Como fue un proceso que implicó ir filmando, escribiendo y editando alternadamente, nunca hubo un momento en el que se pudiera “dejar de” hacer alguna de estas cosas. Hasta último momento estuve filmando cosas nuevas, y a medida que esas imágenes se incorporaban fui descartando otras. Durante el tiempo que estuve dedicada a esto fui cambiando mucho, también en mi forma de mirar y en las ideas de montaje que iba explorando. Creo que este corto se parece mucho a un diario filmado, y por eso el momento en el que termina siempre será un poco arbitrario.


Encuentro un relato algo obsesivo y hasta por momentos algo perturbador. ¿Cuánto de esto pensaste que así sea, si crees que así es? 

Creo que pudo haber sido el traslado inevitable de mis propias obsesiones.
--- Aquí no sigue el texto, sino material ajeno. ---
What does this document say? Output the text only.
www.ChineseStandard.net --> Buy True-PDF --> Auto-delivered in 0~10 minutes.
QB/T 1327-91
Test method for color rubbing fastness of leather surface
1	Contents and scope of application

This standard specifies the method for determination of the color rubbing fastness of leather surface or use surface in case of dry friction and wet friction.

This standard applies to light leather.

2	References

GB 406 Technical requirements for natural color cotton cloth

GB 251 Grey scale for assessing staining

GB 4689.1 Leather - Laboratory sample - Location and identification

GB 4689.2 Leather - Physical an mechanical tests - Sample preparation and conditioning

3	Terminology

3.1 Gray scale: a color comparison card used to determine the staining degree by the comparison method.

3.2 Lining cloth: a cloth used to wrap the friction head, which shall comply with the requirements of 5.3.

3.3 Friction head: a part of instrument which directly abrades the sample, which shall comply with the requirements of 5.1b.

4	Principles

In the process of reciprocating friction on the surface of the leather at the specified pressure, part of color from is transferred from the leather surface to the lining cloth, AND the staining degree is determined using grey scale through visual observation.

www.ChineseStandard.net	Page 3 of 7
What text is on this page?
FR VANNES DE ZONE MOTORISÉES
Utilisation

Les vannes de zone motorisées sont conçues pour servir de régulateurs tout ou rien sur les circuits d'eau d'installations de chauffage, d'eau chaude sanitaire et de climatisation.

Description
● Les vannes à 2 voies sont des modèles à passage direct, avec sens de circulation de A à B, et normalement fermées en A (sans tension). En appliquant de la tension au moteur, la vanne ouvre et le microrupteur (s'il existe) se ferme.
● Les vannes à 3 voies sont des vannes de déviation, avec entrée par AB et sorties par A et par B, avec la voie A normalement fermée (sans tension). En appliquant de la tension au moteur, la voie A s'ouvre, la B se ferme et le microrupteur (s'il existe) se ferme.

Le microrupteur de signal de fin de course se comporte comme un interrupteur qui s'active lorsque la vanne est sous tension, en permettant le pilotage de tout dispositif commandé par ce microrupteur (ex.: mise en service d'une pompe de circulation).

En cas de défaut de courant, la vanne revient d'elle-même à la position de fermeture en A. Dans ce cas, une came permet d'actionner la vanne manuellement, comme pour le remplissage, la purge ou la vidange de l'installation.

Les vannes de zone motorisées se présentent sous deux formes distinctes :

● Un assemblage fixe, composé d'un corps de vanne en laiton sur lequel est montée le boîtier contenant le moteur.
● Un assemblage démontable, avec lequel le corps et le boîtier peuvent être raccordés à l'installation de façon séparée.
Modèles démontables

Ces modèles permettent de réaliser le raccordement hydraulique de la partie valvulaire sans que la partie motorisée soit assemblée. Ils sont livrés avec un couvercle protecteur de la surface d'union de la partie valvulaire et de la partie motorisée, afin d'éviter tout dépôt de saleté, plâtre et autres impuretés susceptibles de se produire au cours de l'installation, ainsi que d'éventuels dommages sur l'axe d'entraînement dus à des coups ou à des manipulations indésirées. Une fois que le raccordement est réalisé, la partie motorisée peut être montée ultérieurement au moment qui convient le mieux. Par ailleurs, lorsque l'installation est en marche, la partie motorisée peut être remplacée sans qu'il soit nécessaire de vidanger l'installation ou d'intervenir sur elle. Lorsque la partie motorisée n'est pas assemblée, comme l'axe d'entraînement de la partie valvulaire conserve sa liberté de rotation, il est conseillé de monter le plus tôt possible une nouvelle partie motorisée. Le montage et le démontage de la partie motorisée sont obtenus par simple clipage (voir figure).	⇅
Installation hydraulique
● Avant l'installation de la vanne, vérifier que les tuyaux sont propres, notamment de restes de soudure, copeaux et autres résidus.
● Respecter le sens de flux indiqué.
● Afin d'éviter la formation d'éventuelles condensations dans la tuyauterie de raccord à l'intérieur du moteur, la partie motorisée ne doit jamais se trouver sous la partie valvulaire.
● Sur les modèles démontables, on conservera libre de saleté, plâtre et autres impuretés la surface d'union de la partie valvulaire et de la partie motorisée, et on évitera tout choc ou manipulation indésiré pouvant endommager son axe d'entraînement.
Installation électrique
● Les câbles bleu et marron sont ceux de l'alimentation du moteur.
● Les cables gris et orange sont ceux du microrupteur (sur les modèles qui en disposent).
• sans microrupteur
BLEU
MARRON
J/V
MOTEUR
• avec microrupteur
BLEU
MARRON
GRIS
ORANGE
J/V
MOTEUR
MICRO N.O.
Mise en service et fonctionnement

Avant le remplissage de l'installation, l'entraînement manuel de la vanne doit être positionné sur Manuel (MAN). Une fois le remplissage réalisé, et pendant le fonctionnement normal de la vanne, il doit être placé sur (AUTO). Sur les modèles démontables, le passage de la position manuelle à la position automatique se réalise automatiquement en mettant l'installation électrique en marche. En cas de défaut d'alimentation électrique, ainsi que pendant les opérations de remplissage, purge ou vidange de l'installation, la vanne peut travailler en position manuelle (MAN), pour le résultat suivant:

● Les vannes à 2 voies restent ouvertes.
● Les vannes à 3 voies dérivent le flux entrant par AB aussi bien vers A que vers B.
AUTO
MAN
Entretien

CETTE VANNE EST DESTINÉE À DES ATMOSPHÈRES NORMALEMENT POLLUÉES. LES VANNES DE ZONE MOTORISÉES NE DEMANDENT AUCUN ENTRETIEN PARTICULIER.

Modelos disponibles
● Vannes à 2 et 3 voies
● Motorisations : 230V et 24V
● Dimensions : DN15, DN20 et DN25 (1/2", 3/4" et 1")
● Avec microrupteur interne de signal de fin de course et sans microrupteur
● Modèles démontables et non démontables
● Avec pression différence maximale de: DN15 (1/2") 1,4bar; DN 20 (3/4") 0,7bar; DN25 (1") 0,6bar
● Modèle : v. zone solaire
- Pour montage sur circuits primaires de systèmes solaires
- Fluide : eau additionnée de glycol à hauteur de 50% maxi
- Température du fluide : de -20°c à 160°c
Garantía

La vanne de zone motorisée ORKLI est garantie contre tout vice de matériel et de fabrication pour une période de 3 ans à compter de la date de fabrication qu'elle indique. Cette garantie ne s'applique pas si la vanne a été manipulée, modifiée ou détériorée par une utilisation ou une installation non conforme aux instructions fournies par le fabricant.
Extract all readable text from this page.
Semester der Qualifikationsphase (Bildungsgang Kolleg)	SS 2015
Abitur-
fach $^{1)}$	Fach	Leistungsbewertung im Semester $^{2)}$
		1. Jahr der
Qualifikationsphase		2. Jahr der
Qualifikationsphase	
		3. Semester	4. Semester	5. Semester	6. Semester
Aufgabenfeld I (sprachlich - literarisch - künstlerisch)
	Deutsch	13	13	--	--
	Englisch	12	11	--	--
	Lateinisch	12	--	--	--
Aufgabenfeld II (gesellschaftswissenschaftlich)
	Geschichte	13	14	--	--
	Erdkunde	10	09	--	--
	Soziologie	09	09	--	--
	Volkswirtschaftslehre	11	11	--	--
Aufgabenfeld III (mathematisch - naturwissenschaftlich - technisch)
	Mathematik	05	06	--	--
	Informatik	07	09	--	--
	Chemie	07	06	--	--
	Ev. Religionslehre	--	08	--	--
De todas formas yo lo siento más bien despatarrado.

 

El título nos advierte que la estampilla no es necesaria, pero da la sensación de que hay fuerzas y necesidades expresivas muy puntuales, que motorizan la narración. Por ejemplo, el punto de vista femenino apareciendo como tema. ¿Crees que esto así?

La mención a la estampilla en el título tiene que ver con la pregunta de cómo sería para nosotros, o por lo menos para mí, el intercambio de correspondencias en esta era digital. La carta como objeto que se espera, o como papel que lleva las marcas hundidas por la fuerza hecha con la lapicera, ya es obsoleta. Pensando en este contexto quise probar equivalentes, es decir, cómo sería enviar imágenes y sonidos conservando lo artesanal de una carta escrita a mano. En cuanto al punto de vista de una mujer acerca de su relación con las calles de la ciudad, me interesaba como tema intentar trasladar la experiencia de una mujer al transitar la vía (vida) pública, un terreno que poco a poco fuimos e iremos conquistando pero que ha sido históricamente el lugar de los hombres, en oposición a los interiores de la vida privada (el hogar familiar, la cocina, la habitación cerrada) asignados a las mujeres.

 

En principio se podría decir que "No hace falta estampilla" es un relato personal, propio e intimista. Sin embargo, percibo cierta comunión con temáticas y hasta temores e incertidumbres, propias de una generación. ¿Crees que está en el corto este vínculo entre el relato intimista y el social? ¿Te lo propusiste?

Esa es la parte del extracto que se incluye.